The sad loss of childhood ‘joys’

A letter written by a concerned grandparent. Is today's lifestyle a positive or negative influence on your children?

When I look at my grandchildren today and compare their childhood to mine, I experience a profound sense of sadness. My 5-year-old grandson is woken at 05:15 in order to be dropped off at pre-school at 6:15, a school he has attended since the age of 2.

His “homework” takes up an hour or more of his precious playtime every night, this after he has already spent 11 hours of his day at school. He has to bath, have supper and do afore-mentioned homework before having to be in bed by 20:00, and his homework is set for every day of the week, including Fridays, Saturdays and Sundays!

This child has never paddled barefoot in icy-cold, clear-running river water; never sat knee-deep in mud making mud pies; never sat munching soggy Tennis/Marie biscuits while drinking warm Oros from a China miniature doll’s tea set. Nor has he ever eaten loquats, guavas or figs picked directly from the tree; or sucked the juice from red pomegranate pips; or picked mulberries with purple-stained fingers, and he never will.

Surrounded by metre high concrete walls and a state-of-the-art alarm system, he has never even seen any of the neighbouring children. It’s really not much fun to ride your bike up and down the driveway when you have no on to play with! He has his own table and is an expert at inserting a new DVD (his term!) into his DVD player in his room enabling him to watch DVD’s for hours on end. Is this really the kind of childhood we envisaged for our grandchildren?

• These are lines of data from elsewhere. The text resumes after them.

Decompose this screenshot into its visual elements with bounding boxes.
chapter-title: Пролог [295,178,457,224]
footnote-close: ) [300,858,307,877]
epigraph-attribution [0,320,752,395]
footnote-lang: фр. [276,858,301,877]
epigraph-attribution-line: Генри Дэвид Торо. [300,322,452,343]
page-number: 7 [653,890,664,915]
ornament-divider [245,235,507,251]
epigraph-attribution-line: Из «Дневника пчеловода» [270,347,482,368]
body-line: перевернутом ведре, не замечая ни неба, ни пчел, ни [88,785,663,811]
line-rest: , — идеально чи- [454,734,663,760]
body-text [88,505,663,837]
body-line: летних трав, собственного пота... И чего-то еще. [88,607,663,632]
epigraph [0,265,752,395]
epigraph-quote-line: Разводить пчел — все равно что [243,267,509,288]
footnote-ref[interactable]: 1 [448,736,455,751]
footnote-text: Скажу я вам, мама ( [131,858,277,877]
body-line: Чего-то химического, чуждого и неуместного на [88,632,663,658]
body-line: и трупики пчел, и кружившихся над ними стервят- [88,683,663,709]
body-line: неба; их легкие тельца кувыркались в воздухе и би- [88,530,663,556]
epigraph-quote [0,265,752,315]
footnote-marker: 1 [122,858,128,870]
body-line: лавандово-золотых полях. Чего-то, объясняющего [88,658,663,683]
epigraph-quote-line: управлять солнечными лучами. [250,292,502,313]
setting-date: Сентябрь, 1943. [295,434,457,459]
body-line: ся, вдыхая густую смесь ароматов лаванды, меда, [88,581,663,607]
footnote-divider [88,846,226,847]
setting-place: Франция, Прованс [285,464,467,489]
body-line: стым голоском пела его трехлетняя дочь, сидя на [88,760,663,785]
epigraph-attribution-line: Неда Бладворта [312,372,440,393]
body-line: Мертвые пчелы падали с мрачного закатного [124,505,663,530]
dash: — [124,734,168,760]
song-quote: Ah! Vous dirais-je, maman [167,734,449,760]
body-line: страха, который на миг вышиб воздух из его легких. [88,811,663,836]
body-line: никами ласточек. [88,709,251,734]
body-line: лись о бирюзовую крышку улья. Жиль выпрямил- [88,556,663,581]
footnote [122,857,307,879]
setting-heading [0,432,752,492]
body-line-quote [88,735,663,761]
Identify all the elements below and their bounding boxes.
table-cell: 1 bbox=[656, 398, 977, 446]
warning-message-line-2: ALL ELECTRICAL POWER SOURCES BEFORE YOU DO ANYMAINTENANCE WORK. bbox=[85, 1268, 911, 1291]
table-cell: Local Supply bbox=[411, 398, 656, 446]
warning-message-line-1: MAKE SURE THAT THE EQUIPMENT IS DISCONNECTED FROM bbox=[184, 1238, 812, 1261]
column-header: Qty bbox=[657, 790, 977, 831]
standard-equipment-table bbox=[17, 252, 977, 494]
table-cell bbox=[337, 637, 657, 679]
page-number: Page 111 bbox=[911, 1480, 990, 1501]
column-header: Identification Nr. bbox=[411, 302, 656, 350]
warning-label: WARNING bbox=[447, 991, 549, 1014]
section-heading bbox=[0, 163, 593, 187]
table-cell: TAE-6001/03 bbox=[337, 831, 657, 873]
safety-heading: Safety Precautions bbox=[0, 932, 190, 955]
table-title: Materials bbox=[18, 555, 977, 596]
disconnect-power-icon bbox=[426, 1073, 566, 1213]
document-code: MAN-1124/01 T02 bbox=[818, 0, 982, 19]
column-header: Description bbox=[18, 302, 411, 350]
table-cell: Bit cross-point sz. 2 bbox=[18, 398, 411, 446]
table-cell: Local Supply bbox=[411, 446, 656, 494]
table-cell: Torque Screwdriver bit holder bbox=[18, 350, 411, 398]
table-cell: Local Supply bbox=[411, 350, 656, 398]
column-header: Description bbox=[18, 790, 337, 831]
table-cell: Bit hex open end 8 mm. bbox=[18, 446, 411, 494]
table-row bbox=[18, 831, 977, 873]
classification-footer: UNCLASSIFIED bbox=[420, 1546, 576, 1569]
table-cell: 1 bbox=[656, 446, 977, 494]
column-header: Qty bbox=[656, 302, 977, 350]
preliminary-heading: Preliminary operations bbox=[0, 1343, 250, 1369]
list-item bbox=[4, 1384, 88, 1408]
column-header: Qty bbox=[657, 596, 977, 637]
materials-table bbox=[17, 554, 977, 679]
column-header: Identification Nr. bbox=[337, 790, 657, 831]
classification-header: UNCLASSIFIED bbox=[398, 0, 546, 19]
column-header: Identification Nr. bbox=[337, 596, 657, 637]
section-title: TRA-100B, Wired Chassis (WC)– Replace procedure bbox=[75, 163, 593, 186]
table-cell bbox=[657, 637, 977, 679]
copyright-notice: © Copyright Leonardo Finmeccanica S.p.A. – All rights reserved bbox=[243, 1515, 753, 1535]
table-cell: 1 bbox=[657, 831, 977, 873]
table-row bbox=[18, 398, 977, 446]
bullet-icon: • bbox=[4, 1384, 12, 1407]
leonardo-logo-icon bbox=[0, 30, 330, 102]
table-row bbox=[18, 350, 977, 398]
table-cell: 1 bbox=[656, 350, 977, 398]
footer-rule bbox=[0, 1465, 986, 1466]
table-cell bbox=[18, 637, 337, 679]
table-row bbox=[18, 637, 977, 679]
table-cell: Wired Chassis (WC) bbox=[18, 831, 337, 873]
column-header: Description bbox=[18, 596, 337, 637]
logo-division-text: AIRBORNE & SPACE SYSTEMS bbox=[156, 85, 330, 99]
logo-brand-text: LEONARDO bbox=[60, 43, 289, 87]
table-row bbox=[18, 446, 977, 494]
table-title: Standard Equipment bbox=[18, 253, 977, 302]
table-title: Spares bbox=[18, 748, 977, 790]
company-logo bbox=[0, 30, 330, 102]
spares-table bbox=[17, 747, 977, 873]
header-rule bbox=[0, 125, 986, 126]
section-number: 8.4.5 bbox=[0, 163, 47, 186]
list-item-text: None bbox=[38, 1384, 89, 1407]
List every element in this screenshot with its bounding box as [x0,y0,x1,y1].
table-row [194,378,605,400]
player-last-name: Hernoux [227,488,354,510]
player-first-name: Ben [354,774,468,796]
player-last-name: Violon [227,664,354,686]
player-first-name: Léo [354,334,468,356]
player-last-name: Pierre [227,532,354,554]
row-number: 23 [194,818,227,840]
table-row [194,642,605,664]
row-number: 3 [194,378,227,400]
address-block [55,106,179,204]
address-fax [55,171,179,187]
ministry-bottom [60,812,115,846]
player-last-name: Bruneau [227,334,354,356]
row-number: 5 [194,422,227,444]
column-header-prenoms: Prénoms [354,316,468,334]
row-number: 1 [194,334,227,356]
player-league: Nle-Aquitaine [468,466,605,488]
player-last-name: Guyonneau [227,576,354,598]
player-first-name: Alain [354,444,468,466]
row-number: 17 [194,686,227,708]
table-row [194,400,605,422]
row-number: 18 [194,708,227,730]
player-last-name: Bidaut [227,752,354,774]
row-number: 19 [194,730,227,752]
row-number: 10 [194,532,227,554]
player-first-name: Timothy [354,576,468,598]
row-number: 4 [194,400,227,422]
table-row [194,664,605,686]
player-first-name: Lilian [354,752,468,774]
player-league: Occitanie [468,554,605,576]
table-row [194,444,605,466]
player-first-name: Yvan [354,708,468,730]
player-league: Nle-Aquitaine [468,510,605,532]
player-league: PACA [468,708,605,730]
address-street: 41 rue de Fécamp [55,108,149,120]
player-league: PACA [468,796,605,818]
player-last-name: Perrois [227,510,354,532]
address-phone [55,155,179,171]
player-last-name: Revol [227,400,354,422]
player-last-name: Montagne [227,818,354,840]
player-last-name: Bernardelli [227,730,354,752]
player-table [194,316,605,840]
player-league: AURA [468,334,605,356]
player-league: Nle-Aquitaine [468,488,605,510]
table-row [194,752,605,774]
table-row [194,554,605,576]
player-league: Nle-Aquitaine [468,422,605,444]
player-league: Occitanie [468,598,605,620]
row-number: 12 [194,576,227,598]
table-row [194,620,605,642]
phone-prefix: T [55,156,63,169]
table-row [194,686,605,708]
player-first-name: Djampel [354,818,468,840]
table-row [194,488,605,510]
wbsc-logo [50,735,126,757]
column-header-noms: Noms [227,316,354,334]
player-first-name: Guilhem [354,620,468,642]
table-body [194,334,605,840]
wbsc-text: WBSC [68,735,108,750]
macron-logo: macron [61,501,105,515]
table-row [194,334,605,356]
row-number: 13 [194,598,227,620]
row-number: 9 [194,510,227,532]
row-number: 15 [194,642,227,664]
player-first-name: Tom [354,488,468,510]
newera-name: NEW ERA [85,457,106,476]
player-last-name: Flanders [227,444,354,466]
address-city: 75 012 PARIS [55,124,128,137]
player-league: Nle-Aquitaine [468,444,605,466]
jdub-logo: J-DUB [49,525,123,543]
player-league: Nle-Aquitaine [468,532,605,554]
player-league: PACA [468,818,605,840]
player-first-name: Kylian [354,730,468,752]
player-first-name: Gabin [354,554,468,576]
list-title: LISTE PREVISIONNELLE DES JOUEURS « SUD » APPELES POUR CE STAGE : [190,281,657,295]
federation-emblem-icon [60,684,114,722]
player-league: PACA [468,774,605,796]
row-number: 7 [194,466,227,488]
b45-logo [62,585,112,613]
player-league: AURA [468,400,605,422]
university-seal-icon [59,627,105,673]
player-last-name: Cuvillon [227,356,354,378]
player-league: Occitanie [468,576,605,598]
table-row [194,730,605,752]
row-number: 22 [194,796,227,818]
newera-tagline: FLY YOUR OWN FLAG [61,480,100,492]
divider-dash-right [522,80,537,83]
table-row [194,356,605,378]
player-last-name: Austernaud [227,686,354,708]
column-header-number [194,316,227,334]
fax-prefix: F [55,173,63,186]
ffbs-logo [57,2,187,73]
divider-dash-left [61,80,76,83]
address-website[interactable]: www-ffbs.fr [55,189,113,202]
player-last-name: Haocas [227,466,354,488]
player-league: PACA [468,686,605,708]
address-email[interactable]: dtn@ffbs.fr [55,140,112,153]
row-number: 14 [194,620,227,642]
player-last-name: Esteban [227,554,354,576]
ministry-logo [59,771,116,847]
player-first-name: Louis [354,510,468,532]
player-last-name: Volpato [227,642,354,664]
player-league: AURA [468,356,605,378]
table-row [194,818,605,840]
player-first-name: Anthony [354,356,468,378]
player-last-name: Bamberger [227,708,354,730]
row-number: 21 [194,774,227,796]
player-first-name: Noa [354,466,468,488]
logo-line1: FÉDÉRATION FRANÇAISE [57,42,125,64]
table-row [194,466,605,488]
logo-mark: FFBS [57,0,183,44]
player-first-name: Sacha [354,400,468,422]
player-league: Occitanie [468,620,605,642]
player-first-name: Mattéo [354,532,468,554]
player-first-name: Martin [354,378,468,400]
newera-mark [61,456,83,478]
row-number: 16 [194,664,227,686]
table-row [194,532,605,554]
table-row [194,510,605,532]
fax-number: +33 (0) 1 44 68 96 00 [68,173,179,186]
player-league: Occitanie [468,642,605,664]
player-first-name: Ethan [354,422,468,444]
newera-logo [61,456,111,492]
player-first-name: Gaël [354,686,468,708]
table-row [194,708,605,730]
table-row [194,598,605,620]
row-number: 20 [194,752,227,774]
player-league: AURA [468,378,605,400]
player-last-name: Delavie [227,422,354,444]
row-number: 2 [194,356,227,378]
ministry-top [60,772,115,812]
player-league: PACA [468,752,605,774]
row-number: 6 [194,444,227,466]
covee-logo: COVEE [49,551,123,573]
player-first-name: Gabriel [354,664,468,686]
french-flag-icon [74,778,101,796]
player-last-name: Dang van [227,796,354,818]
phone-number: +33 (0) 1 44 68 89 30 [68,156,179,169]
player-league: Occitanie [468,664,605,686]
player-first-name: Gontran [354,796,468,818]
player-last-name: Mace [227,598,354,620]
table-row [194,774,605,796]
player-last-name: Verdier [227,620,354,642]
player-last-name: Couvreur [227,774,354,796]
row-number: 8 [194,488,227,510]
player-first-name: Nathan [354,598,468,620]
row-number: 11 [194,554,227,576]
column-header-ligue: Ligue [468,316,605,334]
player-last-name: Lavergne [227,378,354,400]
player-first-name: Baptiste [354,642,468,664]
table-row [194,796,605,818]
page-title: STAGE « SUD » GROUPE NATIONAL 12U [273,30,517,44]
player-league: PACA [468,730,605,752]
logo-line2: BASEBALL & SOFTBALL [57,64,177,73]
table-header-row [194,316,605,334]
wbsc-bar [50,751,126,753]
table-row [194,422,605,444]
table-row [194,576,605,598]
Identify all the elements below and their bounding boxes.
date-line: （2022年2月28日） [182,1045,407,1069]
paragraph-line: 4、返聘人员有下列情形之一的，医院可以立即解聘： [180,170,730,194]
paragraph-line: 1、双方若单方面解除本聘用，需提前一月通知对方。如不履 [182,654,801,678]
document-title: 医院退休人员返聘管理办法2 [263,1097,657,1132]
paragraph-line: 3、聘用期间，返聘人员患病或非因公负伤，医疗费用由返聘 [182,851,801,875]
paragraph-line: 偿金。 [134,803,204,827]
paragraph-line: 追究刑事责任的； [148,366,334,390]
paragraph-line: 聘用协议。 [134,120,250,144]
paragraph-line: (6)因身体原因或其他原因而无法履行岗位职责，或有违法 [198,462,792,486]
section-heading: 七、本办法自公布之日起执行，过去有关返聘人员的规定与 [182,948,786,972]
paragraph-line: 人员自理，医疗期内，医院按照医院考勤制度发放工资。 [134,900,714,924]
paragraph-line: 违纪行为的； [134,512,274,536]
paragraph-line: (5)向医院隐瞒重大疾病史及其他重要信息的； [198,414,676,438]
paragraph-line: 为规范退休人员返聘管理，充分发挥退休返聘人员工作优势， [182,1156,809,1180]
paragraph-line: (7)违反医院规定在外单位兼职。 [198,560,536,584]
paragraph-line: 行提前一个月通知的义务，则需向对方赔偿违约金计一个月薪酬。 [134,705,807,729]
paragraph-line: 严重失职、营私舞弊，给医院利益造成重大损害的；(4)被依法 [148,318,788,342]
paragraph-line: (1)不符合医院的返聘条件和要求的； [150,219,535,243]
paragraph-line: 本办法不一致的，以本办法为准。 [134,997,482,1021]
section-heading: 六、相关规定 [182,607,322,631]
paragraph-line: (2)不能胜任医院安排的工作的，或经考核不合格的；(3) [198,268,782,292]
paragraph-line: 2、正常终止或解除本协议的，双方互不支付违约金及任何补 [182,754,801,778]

I was one of a whole group of children who dragged huge boulders and dammed up the river to make a natural pool in which we spent many happy afternoons splashing about. Adjacent to this fast-flowing river was an extremely high mountain which we had to ascend at an angle to get to the top. Once up there we would dare one another to see who’d get the closest to an unmarked mystery grave. There was also an old quarry in which we’d play before hurrying to get home before our parents arrived from work. Sometimes we’d sit in the sunken lounge of our house and listen to “Pretty Belinda, Little Arrows” and “Sitting on the Dock of the Bay”, etc. that we played on an old gramophone that took 7 single records. Television only came to South Africa some 9 years later.

My eldest granddaughter once told me that she dreaded the long holidays and could not wait for school to start: “want Ouma, ons het niks om te doen nie.” Doesn’t that say it all when you think that my friends and I were unanimous in the belief that there just weren’t enough hours in which to enjoy our carefree summer days?